Doris und der Wein
O Anblick, der mich fröhlich macht!
Mein Weinstock reift, und Doris lacht,
Und, mir zur Anmuth, wachsen beide.
Ergötzt der Wein ein menschlich Herz,
So ist auch seltner Schönen Scherz
Der wahren Menschlichkeit ein Grund vollkommner Freude.
Was die Empfindung schärft und übt,
Was Seelen neue Kräfte gibt,
Wird unsre heiße Sehnsucht stillen.
Wie reichlich will die mildre Zeit,
Die sonst so sparsam uns erfreut,
Den tiefsten Kelch der Lust für unsre Lippen füllen.
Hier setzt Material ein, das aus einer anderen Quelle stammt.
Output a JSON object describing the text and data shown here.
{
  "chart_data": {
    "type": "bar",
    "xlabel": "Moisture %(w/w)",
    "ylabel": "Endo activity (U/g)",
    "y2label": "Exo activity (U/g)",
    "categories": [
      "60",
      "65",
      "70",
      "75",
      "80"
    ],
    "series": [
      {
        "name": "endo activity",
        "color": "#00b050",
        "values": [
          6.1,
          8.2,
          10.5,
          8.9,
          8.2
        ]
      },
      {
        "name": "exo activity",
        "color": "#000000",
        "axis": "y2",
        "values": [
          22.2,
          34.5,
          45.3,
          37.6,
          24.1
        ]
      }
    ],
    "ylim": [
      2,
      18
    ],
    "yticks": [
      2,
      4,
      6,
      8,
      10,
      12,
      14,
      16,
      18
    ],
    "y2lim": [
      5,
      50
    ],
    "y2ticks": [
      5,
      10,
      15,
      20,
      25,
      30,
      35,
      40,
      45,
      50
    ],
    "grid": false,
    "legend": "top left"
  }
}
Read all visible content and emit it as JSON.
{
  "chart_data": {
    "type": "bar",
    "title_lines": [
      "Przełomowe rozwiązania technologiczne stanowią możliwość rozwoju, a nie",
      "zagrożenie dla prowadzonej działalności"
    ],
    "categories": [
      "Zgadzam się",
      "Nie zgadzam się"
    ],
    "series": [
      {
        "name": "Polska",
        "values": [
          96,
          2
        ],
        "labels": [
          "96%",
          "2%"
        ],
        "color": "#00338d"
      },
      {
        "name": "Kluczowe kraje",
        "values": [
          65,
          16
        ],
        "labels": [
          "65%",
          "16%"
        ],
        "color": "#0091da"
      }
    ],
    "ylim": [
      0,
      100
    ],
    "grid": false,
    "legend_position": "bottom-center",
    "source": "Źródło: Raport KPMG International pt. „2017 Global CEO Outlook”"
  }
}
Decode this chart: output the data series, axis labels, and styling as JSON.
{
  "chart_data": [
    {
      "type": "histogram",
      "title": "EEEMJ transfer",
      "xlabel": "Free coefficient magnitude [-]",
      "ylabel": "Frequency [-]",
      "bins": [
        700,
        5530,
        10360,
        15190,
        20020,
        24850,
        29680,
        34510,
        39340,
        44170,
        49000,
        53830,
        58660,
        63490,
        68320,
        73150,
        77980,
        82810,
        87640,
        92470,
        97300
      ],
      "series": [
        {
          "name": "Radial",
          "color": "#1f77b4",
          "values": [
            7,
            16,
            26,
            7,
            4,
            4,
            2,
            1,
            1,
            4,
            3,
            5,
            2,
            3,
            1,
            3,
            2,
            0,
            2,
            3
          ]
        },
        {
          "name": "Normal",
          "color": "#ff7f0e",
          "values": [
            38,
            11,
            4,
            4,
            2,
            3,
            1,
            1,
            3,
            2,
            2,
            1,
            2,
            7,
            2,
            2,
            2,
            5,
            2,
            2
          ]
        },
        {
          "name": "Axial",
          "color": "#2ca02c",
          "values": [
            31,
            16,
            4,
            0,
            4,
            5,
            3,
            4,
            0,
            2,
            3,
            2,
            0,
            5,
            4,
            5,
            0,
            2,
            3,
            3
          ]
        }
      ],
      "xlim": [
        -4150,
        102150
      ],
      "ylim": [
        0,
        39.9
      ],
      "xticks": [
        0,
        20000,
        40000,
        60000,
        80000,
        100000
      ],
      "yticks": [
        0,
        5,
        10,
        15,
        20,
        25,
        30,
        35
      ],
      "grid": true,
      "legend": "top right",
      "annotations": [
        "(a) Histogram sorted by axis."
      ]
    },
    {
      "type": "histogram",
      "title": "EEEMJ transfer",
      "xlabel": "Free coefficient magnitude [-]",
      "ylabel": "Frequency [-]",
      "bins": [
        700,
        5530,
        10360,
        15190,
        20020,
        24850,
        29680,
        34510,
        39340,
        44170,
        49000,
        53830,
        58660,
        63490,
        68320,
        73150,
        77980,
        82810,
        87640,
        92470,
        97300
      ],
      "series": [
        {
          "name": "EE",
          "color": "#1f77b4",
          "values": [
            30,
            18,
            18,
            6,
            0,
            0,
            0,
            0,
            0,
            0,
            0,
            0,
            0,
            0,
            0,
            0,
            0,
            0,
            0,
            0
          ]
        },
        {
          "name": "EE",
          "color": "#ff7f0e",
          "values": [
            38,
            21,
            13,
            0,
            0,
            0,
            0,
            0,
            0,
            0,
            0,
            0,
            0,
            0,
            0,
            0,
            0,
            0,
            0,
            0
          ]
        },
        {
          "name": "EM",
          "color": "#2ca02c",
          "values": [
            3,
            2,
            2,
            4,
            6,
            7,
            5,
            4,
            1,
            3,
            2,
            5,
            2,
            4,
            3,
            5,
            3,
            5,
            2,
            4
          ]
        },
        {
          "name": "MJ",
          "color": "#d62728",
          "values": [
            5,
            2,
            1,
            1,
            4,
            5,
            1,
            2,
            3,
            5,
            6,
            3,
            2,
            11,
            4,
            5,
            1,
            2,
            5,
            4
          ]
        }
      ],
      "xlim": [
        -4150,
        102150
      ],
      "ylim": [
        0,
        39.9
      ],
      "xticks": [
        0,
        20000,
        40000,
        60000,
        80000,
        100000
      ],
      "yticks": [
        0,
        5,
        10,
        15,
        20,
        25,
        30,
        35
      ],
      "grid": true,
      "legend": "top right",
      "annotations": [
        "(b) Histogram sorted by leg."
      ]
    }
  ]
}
Der Wein, des Kummers Gegengift,
Die Liebe, die ihn übertrifft,
Die werden zwischen uns sich theilen.
Wer mir der Weine Tropfen zählt,
Nur der berechnet unverfehlt
Die Küsse, die gehäuft zu dir, o Doris! eilen.
Weil deine Jugend lernen muß,
So laß dich meinen öftern Kuß
Die Menge deiner Schätze lehren.
Gib seinem treuen Unbestand
Stirn, Augen, Wangen, Mund und Hand,
Und laß ihn jeden Reiz, der dich erhebt, verehren!
Uns klopft ein Vorwitz in der Brust,
Der stumme Rath ererbter Lust,
[304]Der Liebe Leidenschaft zu kennen.
O lerne meine Holdin sein!
Ich schwöre dir, bei Most und Wein,
Mich soll auch Most und Wein von keiner Doris trennen.
Es mögen künftig Wein und Most
Des trägen Alters Ernst und Frost
Durch feuerreiche Kraft verdringen!
Alsdann ertönt für sie mein Lied;
Jetzt, da die Jugend noch verzieht,
Will ich allein von dir, auch in der Lese, singen.